Devant l’absence de mesures de protection prises par leurs patrons ou l’État, certains travailleurs ont refusé de continuer à travailler comme si de rien n’était. C’est le cas des chauffeurs de bus TEC de la région Liège-Verviers qui n’ont attendu l’accord de personne pour débrayer alors que leur direction prenait visiblement son temps pour réagir à la situation et améliorer la protection des chauffeurs. Dans le secteur des aides ménagères, l’inquiétude et la colère étaient grandes également et les syndicats n’ont pas tardé à signaler les risques auxquels les travailleurs/euses étaient confrontés. Pas question pour eux d’accepter un chômage temporaire car leurs salaires sont scandaleusement bas. A côté de l’artillerie lourde déployée par le gouvernement pour soutenir les patrons, les mesures qui concernent les travailleurs sont tout à fait dérisoires. L’État a effectivement ouvert la tirelire bien large pour sauver les patrons et assurer la continuité de leurs affaires. Devant les risques sanitaires que courent les travailleurs, il est nécessaire de mettre fin à toute activité non essentielle, et ce, sans perte de salaires.

Migrants et sans-papier, logés à la même enseigne…

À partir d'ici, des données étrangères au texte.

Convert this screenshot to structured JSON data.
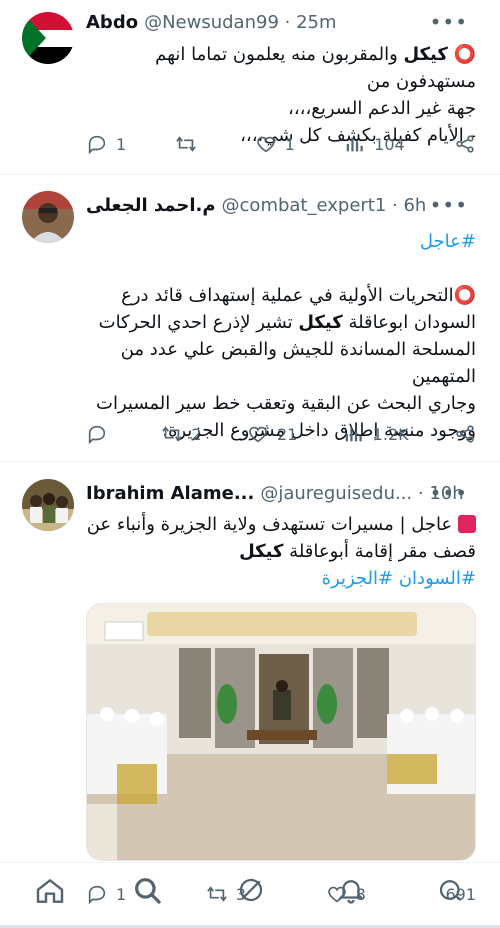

Pendant que le gouvernement pointe du doigt ceux qui refusent de respecter les consignes de confinement, il ne souffle pas un mot sur ceux qu’il empêche de se protéger. Pour les migrants en transit et les sans-papiers à qui l’État refuse des conditions de vie humaines et qui vivent en partie dans la rue, il est impossible de respecter les règles de prévention et d’hygiène de base. Cette situation est d’autant plus inadmissible quand on sait qu’il s’agit d’individus dont la santé est particulièrement fragile en raison de l’insalubrité de leur environnement. La fermeture des bureaux de l’Office des étrangers va encore faire grimper le nombre de migrants sans-abris puisqu’il est désormais impossible à ceux qui sont récemment arrivés de déposer leur dossier et donc d’être pris en charge. La Région bruxelloise, après avoir fait disperser par la police ceux qui s’étaient rassemblés au parc Maximilien afin « de veiller au bon respect des distances entre les personnes dans les parcs de la ville », n’a rien trouvé de mieux à leur conseiller que de se rendre dans les centres d’hébergement existants et déjà bondés ! Pour les demandeurs d’asile dont la procédure d’accueil est en cours, la situation n’est pas meilleure : entassés par centaines dans les centres Fedasil, ils risquent, eux aussi, d’être « confinés » dans de véritables mouroirs.

 

Le gouvernement est démasqué !

Le gouvernement enchaîne les déboires dans la question de la livraison des masques. Une première cargaison d’un million de masques a d’abord disparu à Trieste, probablement parce que le vendeur avait trouvé, avant leur arrivée en Belgique, un meilleur acheteur. Ensuite, après avoir encore attendu quelques jours de trop, les premiers masques ont enfin été livrés, et ce, en partie grâce à la charité du propriétaire d’Alibaba, le multimilliardaire Jack Ma. Mais la saga ne s’arrête pas là. Un lot supplémentaire de cinq millions de masques a été annoncé à grands renforts de publicité. Or, au lieu de voir arriver des masques FFP2 et FFP3, seuls à offrir une protection suffisante contre le virus, les travailleurs de la santé ont vu arriver à la place de simples masques chirurgicaux ! C’est pitoyable de la part du gouvernement et une catastrophe de plus pour les travailleurs qui doivent continuer à travailleur sans protection.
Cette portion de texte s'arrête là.